Cette amélioration serait largement liée à la montée en puissance du projet Congo LNG. L’achèvement de sa deuxième phase, intervenu en février 2026, doit permettre d’accroître de manière significative les capacités congolaises de production et d’exportation de gaz naturel liquéfié (GNL).
Opéré par le groupe italien ENI, le complexe exploite les ressources gazières du champ offshore Marine XII. Avec la mise en service de la phase II, sa capacité totale de liquéfaction atteint environ 3 millions de tonnes par an, contre 600 000 tonnes pour la première phase. Fitch Solutions prévoit ainsi une progression de 128 % de la production de gaz naturel cette année. La production pétrolière devrait également augmenter, mais dans une proportion plus limitée, estimée à 8,8 %.
La hausse des recettes tirées des hydrocarbures devrait également renforcer les finances publiques. Le gouvernement congolais a d’ailleurs revu son budget 2026 à la hausse en juillet, avec des dépenses en progression de 10,4 % par rapport aux prévisions initiales et de 16,5 % comparativement au budget révisé de 2025.
Sur le front des ménages, la consommation devrait rester relativement dynamique malgré les tensions inflationnistes. L’inflation moyenne est attendue à 3,5 % en 2026, contre 2,7 % l’année précédente. La progression des prix, notamment ceux des produits alimentaires et du transport, pourrait toutefois être contenue par des subventions partielles financées grâce à l’augmentation des recettes pétrolières.

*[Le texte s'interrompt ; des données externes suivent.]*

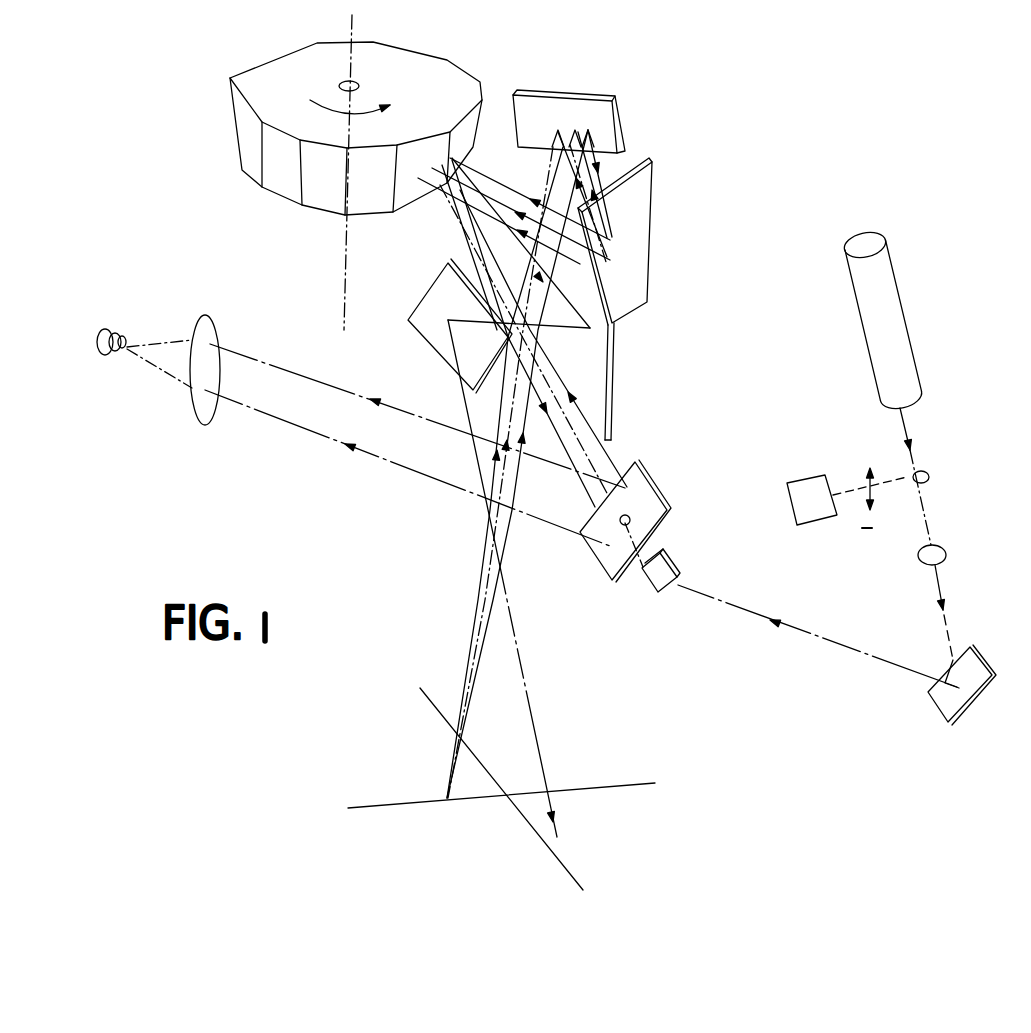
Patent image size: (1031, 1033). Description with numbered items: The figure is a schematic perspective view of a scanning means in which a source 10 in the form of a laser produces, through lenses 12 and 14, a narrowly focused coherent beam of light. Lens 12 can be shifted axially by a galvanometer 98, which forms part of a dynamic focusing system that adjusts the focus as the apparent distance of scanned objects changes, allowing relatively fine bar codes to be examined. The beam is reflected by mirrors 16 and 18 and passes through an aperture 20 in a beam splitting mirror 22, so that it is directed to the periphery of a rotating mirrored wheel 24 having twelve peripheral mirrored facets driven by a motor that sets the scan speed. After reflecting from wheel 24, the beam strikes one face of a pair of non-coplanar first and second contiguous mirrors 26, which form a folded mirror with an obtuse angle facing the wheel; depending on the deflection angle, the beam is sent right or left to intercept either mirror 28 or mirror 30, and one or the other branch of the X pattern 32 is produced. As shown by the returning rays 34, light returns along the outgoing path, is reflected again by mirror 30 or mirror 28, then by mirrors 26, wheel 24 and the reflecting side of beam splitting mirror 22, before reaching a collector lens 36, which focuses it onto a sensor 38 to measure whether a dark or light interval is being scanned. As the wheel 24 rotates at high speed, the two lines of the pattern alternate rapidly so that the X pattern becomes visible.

The source 10 is at (883, 280).
The lens 12 is at (928, 478).
The lens 14 is at (947, 548).
The mirror 16 is at (947, 700).
The mirror 18 is at (656, 592).
The aperture 20 is at (630, 520).
The beam splitting mirror 22 is at (642, 490).
The rotating mirrored wheel 24 is at (273, 70).
The first and second contiguous mirrors 26 is at (603, 355).
The mirror 28 is at (435, 330).
The mirror 30 is at (563, 110).
The X pattern 32 is at (600, 785).
The returning rays 34 is at (413, 418).
The collector lens 36 is at (198, 408).
The sensor 38 is at (100, 352).
The galvanometer 98 is at (803, 528).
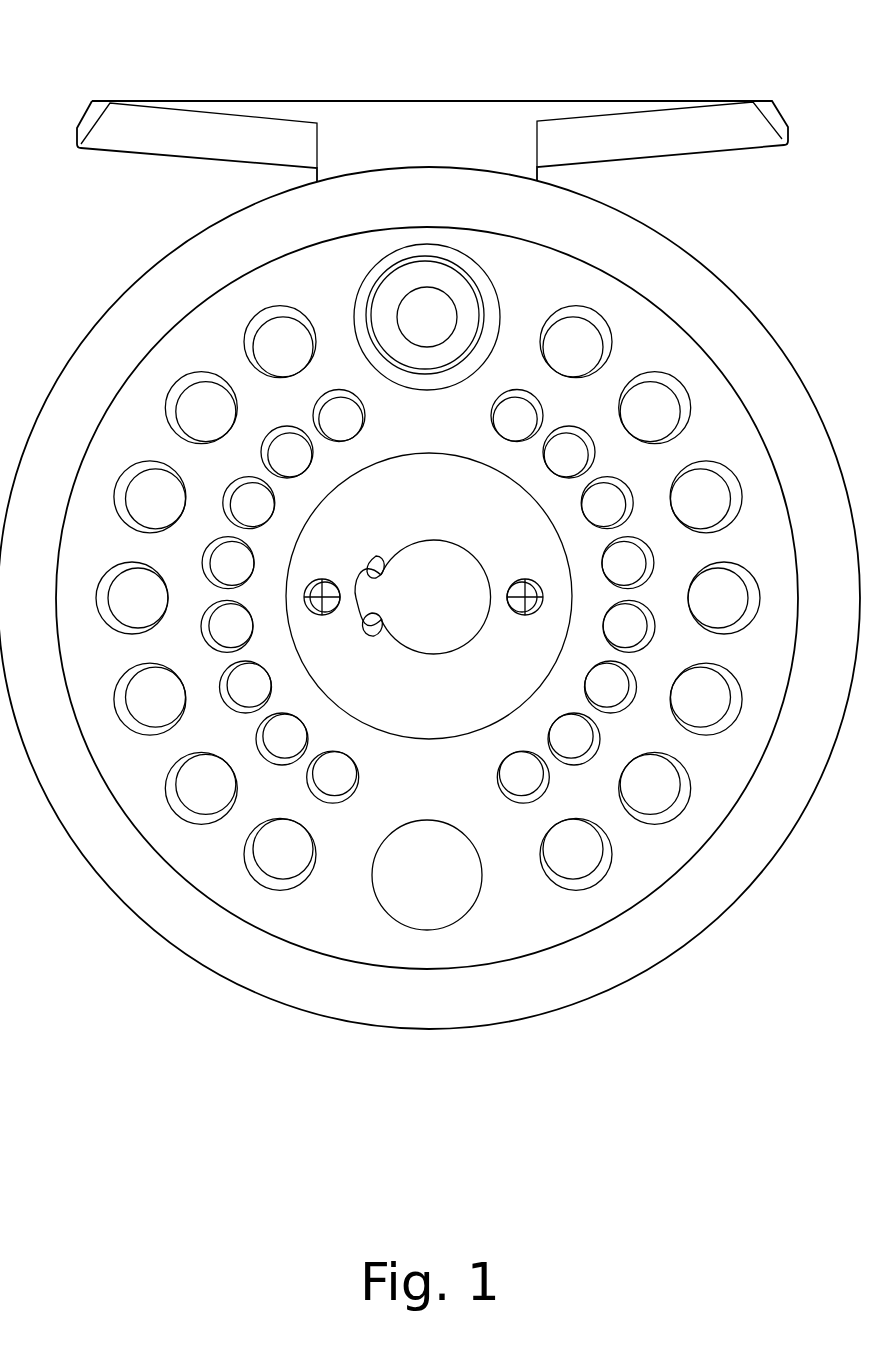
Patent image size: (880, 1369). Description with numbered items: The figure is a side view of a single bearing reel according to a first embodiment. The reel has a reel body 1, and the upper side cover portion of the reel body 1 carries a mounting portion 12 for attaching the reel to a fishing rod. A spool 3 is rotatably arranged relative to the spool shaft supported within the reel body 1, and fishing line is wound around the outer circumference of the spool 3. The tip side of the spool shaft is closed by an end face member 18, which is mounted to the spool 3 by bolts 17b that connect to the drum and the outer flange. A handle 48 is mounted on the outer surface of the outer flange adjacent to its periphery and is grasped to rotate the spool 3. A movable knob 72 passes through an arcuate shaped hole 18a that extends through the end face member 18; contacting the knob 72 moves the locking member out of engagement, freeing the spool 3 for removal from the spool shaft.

The reel body 1 is at (264, 88).
The mounting portion 12 is at (593, 115).
The handle 48 is at (458, 297).
The spool 3 is at (593, 301).
The end face member 18 is at (412, 480).
The arcuate shaped hole 18a is at (383, 568).
The bolts 17b is at (325, 590).
The movable knob 72 is at (378, 638).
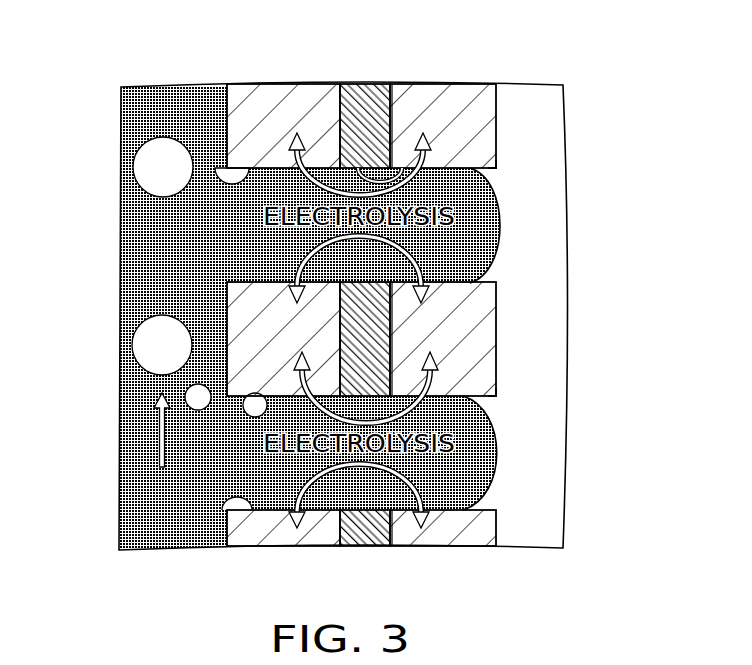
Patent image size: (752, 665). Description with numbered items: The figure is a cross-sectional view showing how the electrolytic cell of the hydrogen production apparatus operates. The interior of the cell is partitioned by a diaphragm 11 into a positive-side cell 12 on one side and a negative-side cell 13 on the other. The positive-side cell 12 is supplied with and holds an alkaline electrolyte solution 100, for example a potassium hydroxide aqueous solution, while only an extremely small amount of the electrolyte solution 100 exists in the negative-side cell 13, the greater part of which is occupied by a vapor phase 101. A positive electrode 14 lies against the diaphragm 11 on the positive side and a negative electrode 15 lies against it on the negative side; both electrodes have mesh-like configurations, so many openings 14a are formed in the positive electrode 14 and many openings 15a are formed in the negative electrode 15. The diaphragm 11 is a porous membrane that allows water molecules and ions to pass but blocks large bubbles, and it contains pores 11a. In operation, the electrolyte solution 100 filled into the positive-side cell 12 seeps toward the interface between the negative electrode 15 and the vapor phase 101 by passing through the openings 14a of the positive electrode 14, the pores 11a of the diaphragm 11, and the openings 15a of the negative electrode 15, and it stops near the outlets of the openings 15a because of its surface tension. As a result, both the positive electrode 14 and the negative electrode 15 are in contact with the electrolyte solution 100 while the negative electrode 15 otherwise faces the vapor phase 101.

The electrolyte solution 100 is at (160, 247).
The vapor phase 101 is at (507, 265).
The diaphragm 11 is at (367, 120).
The pores 11a is at (394, 172).
The positive-side cell 12 is at (162, 497).
The negative-side cell 13 is at (537, 503).
The positive electrode 14 is at (287, 107).
The openings 14a is at (215, 170).
The negative electrode 15 is at (460, 103).
The openings 15a is at (490, 175).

La politique monétaire devrait également soutenir l’activité. La baisse des réserves obligatoires des banques et les injections de liquidités de la BEAC pourraient favoriser la progression du crédit et stimuler les revenus disponibles.
Fitch Solutions estime néanmoins que la croissance pourrait être encore plus forte en cas de hausse prolongée des cours du pétrole sur fond de tensions géopolitiques internationales. En revanche, l’embellie devrait ralentir en 2027. La croissance congolaise est projetée à 3,5 %, avec la normalisation de la production d’hydrocarbures et le recul attendu des prix mondiaux de l’énergie.